Année C: samedi 1ière semaine ordinaire (litco01s.16)
Marc 2, 13-17 : Matthieu... et si c'était moi, le pas correct, qui est appelé
La première image que l'on retient de quelqu'un est celle qui nous marquera pour des années, sinon pour toute la vie. Cette image-là est indélébile et elle influence en filigrane tous nos regards sur cette personne. En interrogeant cette semaine des gens sur qui est Matthieu, la réponse fut unanime : c'est un des évangélistes. Aucun ne soupçonnait son origine d'affairiste véreux, de corrompu, de mépris des pauvres, de son esprit de mondanité.

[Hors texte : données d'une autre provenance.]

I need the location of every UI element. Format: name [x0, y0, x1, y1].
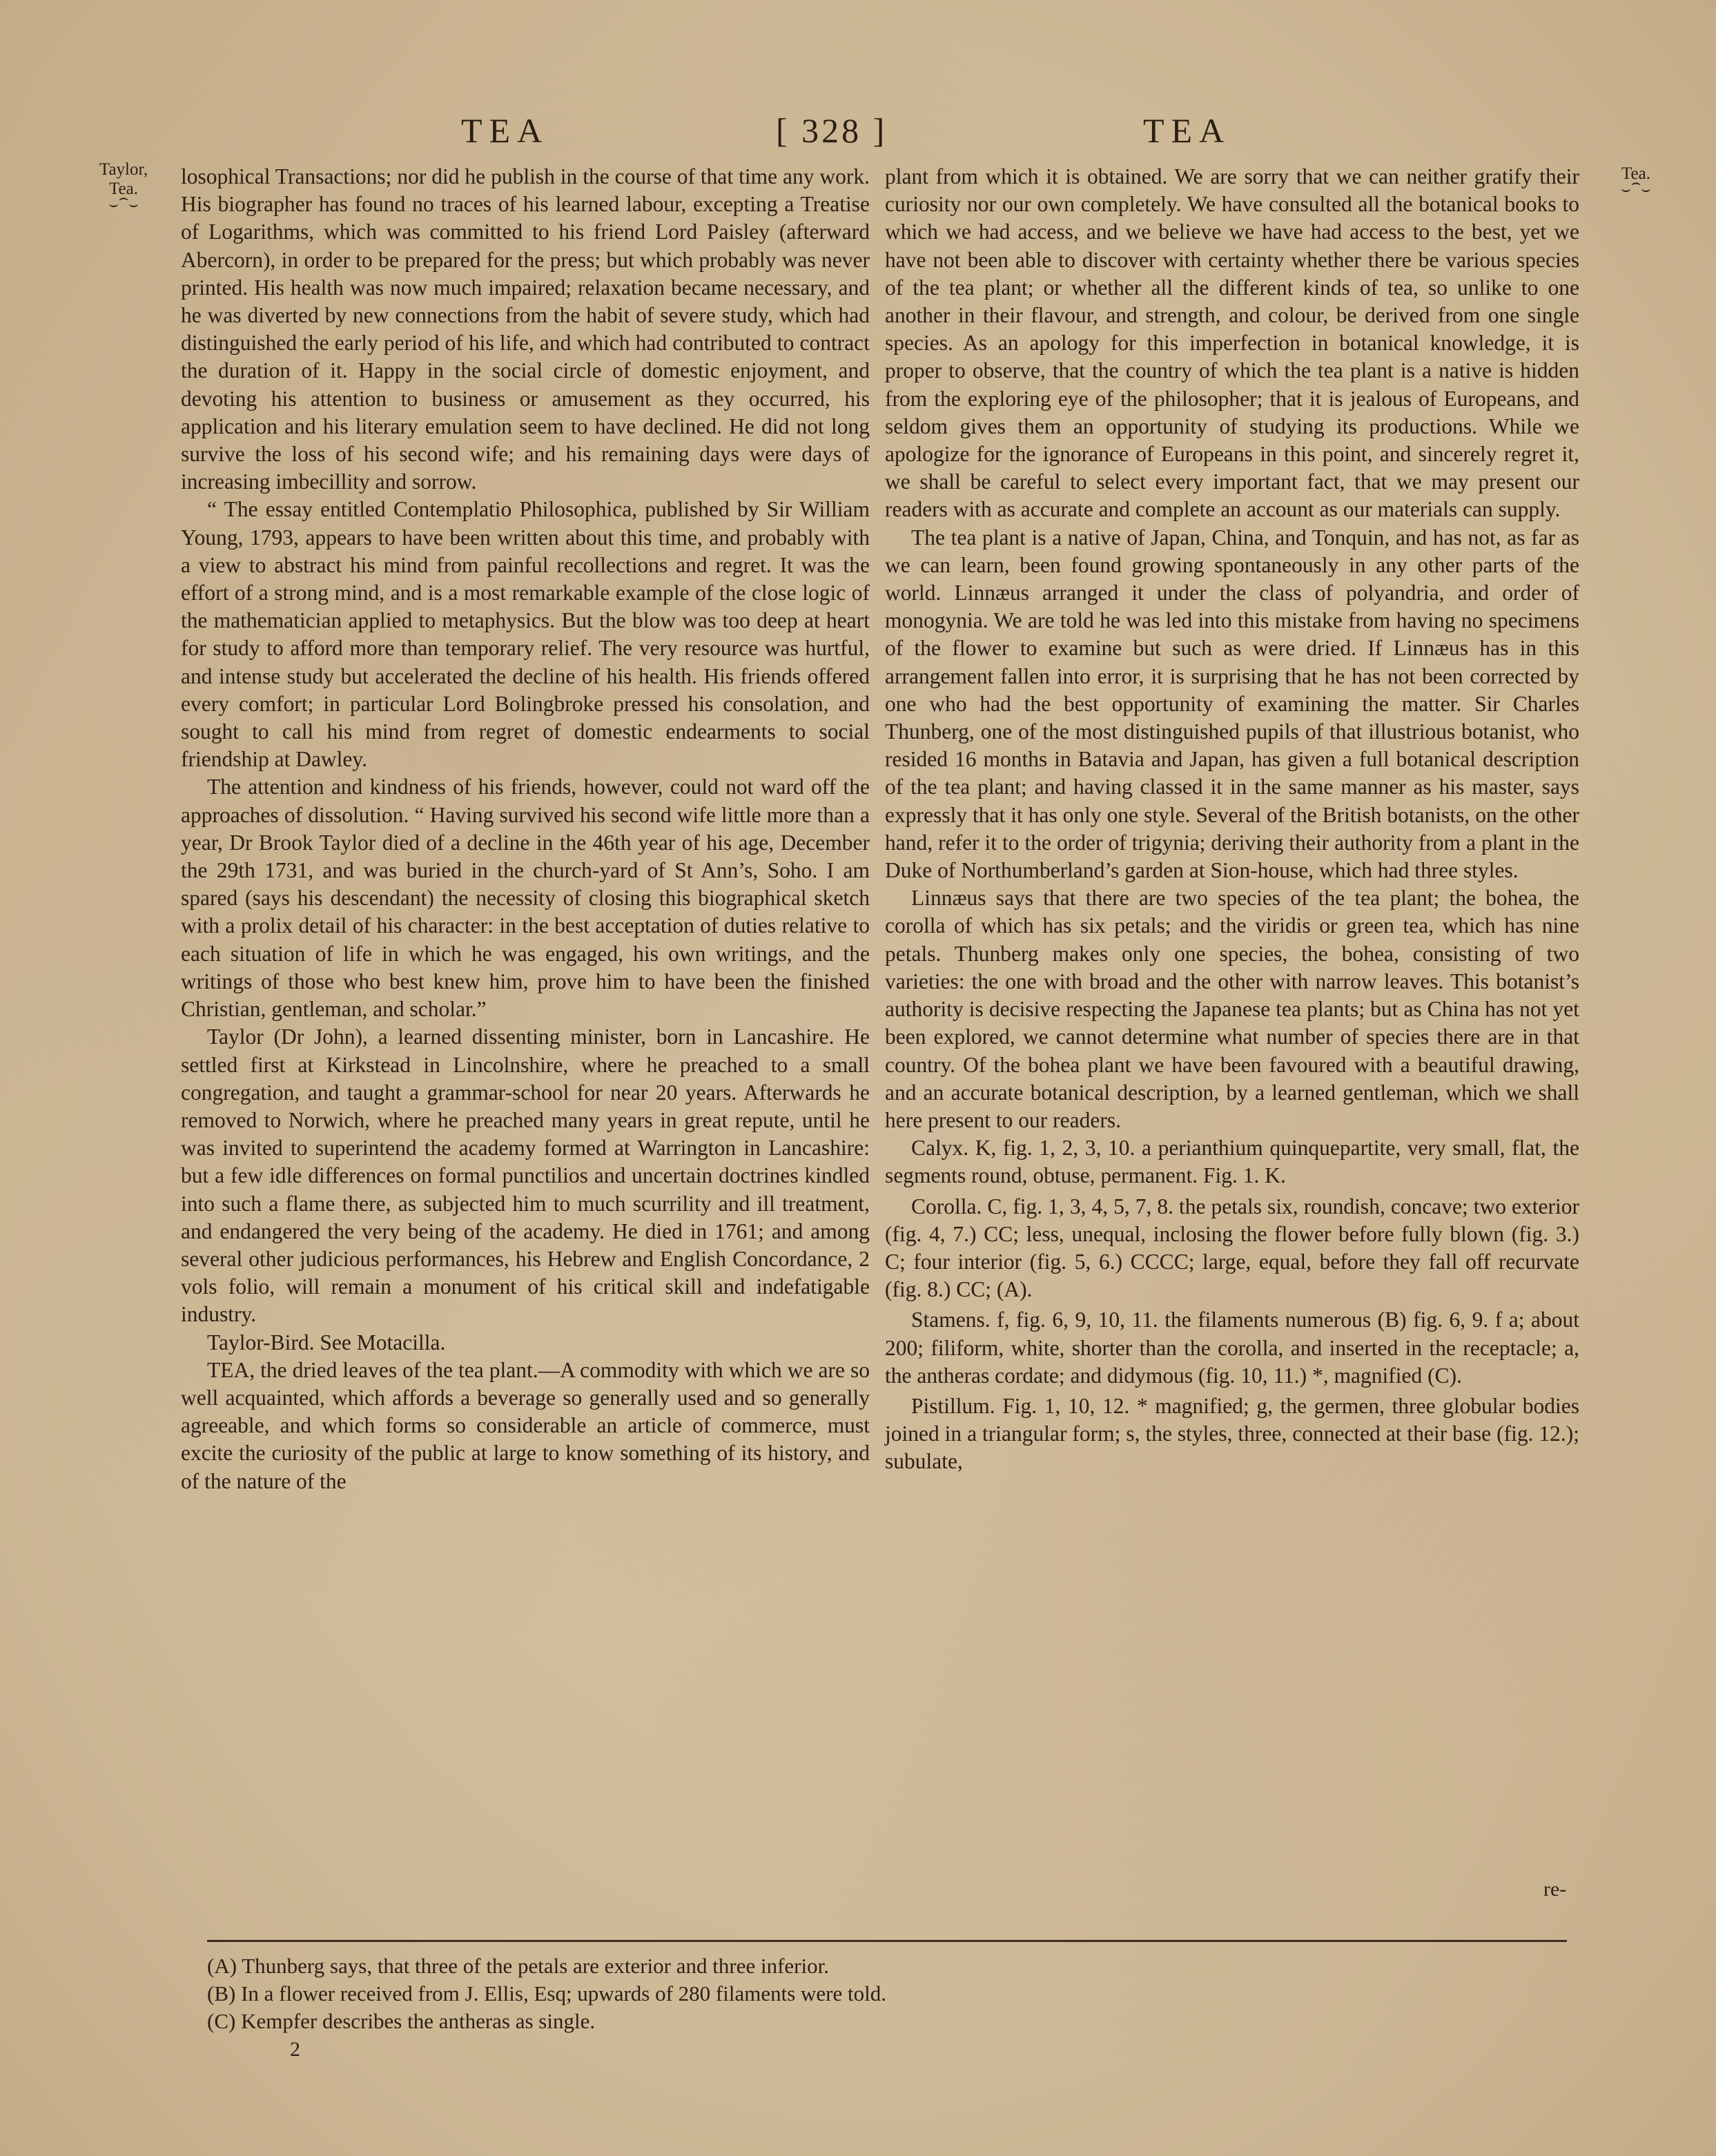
description-pistillum: Pistillum. Fig. 1, 10, 12. * magnified; g, the germen, three globular bodies joined in a triangular form; s, the styles, three, connected at their base (fig. 12.); subulate, — [885, 1393, 1579, 1474]
footnote-rule — [207, 1940, 1567, 1942]
description-corolla: Corolla. C, fig. 1, 3, 4, 5, 7, 8. the petals six, roundish, concave; two exterior (fig. 4, 7.) CC; less, unequal, inclosing the flower before fully blown (fig. 3.) C; four interior (fig. 5, 6.) CCCC; large, equal, before they fall off recurvate (fig. 8.) CC; (A). — [885, 1194, 1579, 1302]
left-column — [181, 163, 870, 1495]
footnotes — [207, 1952, 1519, 2035]
catchword: re- — [1543, 1878, 1567, 1901]
paragraph: “ The essay entitled Contemplatio Philosophica, published by Sir William Young, 1793, appears to have been written about this time, and probably with a view to abstract his mind from painful recollections and regret. It was the effort of a strong mind, and is a most remarkable example of the close logic of the mathematician applied to metaphysics. But the blow was too deep at heart for study to afford more than temporary relief. The very resource was hurtful, and intense study but accelerated the decline of his health. His friends offered every comfort; in particular Lord Bolingbroke pressed his consolation, and sought to call his mind from regret of domestic endearments to social friendship at Dawley. — [181, 497, 870, 772]
description-calyx: Calyx. K, fig. 1, 2, 3, 10. a perianthium quinquepartite, very small, flat, the segments round, obtuse, permanent. Fig. 1. K. — [885, 1136, 1579, 1188]
running-head — [0, 110, 1716, 159]
margin-note-right — [1601, 164, 1670, 195]
margin-note-left-line2: Tea. — [109, 179, 138, 198]
paragraph: Linnæus says that there are two species of the tea plant; the bohea, the corolla of which has six petals; and the viridis or green tea, which has nine petals. Thunberg makes only one species, the bohea, consisting of two varieties: the one with broad and the other with narrow leaves. This botanist’s authority is decisive respecting the Japanese tea plants; but as China has not yet been explored, we cannot determine what number of species there are in that country. Of the bohea plant we have been favoured with a beautiful drawing, and an accurate botanical description, by a learned gentleman, which we shall here present to our readers. — [885, 886, 1579, 1132]
swash-ornament-icon: ⌣⁀⌣ — [108, 195, 139, 213]
paragraph: losophical Transactions; nor did he publish in the course of that time any work. His biographer has found no traces of his learned labour, excepting a Treatise of Logarithms, which was committed to his friend Lord Paisley (afterward Abercorn), in order to be prepared for the press; but which probably was never printed. His health was now much impaired; relaxation became necessary, and he was diverted by new connections from the habit of severe study, which had distinguished the early period of his life, and which had contributed to contract the duration of it. Happy in the social circle of domestic enjoyment, and devoting his attention to business or amusement as they occurred, his application and his literary emulation seem to have declined. He did not long survive the loss of his second wife; and his remaining days were days of increasing imbecillity and sorrow. — [181, 164, 870, 494]
margin-note-left — [81, 160, 166, 213]
signature-mark: 2 — [290, 2038, 300, 2061]
footnote: (A) Thunberg says, that three of the petals are exterior and three inferior. — [207, 1954, 829, 1978]
description-stamens: Stamens. f, fig. 6, 9, 10, 11. the filaments numerous (B) fig. 6, 9. f a; about 200; filiform, white, shorter than the corolla, and inserted in the receptacle; a, the antheras cordate; and didymous (fig. 10, 11.) *, magnified (C). — [885, 1308, 1579, 1388]
paragraph: The tea plant is a native of Japan, China, and Tonquin, and has not, as far as we can learn, been found growing spontaneously in any other parts of the world. Linnæus arranged it under the class of polyandria, and order of monogynia. We are told he was led into this mistake from having no specimens of the flower to examine but such as were dried. If Linnæus has in this arrangement fallen into error, it is surprising that he has not been corrected by one who had the best opportunity of examining the matter. Sir Charles Thunberg, one of the most distinguished pupils of that illustrious botanist, who resided 16 months in Batavia and Japan, has given a full botanical description of the tea plant; and having classed it in the same manner as his master, says expressly that it has only one style. Several of the British botanists, on the other hand, refer it to the order of trigynia; deriving their authority from a plant in the Duke of Northumberland’s garden at Sion-house, which had three styles. — [885, 525, 1579, 883]
swash-ornament-icon: ⌣⁀⌣ — [1621, 180, 1651, 197]
paragraph: Taylor (Dr John), a learned dissenting minister, born in Lancashire. He settled first at Kirkstead in Lincolnshire, where he preached to a small congregation, and taught a grammar-school for near 20 years. Afterwards he removed to Norwich, where he preached many years in great repute, until he was invited to superintend the academy formed at Warrington in Lancashire: but a few idle differences on formal punctilios and uncertain doctrines kindled into such a flame there, as subjected him to much scurrility and ill treatment, and endangered the very being of the academy. He died in 1761; and among several other judicious performances, his Hebrew and English Concordance, 2 vols folio, will remain a monument of his critical skill and indefatigable industry. — [181, 1024, 870, 1327]
paragraph: The attention and kindness of his friends, however, could not ward off the approaches of dissolution. “ Having survived his second wife little more than a year, Dr Brook Taylor died of a decline in the 46th year of his age, December the 29th 1731, and was buried in the church-yard of St Ann’s, Soho. I am spared (says his descendant) the necessity of closing this biographical sketch with a prolix detail of his character: in the best acceptation of duties relative to each situation of life in which he was engaged, his own writings, and the writings of those who best knew him, prove him to have been the finished Christian, gentleman, and scholar.” — [181, 775, 870, 1022]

Ce qui m'impressionne dans le regard des gens questionnés sur Matthieu, c'est qu'ils ont projeté sur lui le même regard que Dieu. On ignorait son oui à l'idolâtrie de l'argent, son oui à la corruption [qui est] du sucre qui donne du diabète (pape François en Ouganda), son oui aux valeurs que la bourse priorise, celle de s'enrichir au détriment des autres. L'image qu'on se faisait de Matthieu était celle d'un passionné de Jésus et non d'un Véreux. Les gens ne voyaient que le «beau Matthieu». Sa rencontre personnelle avec Jésus (E.G. no. 3) chez lui, à sa table, l'a tellement transformé que ce que dit [sa] bouche, c'est ce qui déborde [de son] cœur (Lc 6, 45).
Ce regard du « beau Matthieu» est celui qu'aujourd'hui des chrétiens portent sur lui. Ils ne voient en lui qu'un apôtre, un évangéliste. Que des gens voient amoureusement Matthieu, le plus horrible des pécheurs (François de Sales), m'a profondément impressionné. On peut donc, et c'est une bonne nouvelle, changer son regard sur quelqu'un. Changer d'opinion sur quelqu'un.
Ce Jésus, qui prend soin des moindres cheveux de notre tête (Mt 10, 30), continue de porter ce même regard paternellement maternel sur les plus véreux dont les mass-médias nous inondent. Jésus continue de jeter un sentiment d'amour sur nous jusqu'à nous choisir (devise du pape François) et nous dire: suis-moi. Seul le regard miséricordieux de Jésus peut libérer l'humanité de nombreuses formes de maux parfois monstrueux (Urbi et Orbi, 2015). Dieu peut ouvrir des portes de sorties à des situations humainement insolubles.
Ce regard qui voit belle une personne au passé moins qu'acceptable, sommes-nous en mesure de le poser sur notre monde ? Pas sur notre monde en général, mais sur des personnes réputées être des Lévis notables. Quel est notre premier regard spontané, notre premier souvenir sur quelqu'un ?
Ce regard de Jésus riche en miséricorde, ce regard pénétrant invitant à une transformation radicale, se poursuit aujourd'hui. Je notais récemment dans un petit livre sur le frère François-Marie que son itinéraire dans une secte lui a fait mener une vie misérable. Sa rencontre avec Jésus l'a amené à vivre dans un nouvel environnement, non pollué. Il s'est retourné jusqu'à choisir de vivre en vrai fils de François.
Ce frère François-Marie s'est retrouvé dans les milieux les plus pauvres de Verdun à New York, puis au Cameroun. Il ne se regardait plus, se refusait de mener une vie autoréférentielle. De centré sur lui-même, par sa rencontre avec Jésus, il est devenu humain, d'une bonté étonnante, d'un accueil des autres sans égard à ses besoins. Chaque fois qu'on rencontre Jésus, on s’ouvre aux autres.
À sa mort survenue tôt dans sa vie, on ne voyait qu'un autre François dont il était le disciple et non plus le misérable, le Véreux qu'il était avant sa rencontre avec Jésus. Sa vie fut tellement belle, qu'on l'a racontée (cf. Caron, Anne, Comme une flute de roseau, Éd. Novalis, 2015).
À votre contemplation, ces mots souvent répétés du pape François: je suis un pécheur regardé par le Seigneur. Jésus ne regarde personne sans qu'il reparte plus heureux. Plus encore, il lui donne une place d’honneur près de lui. Tout au long de cette année de la miséricorde, redisons ces mots-prières suggérés par le pape: Seigneur, je suis un pécheur, Seigneur, je suis une pécheresse, Viens avec ta miséricorde. AMEN.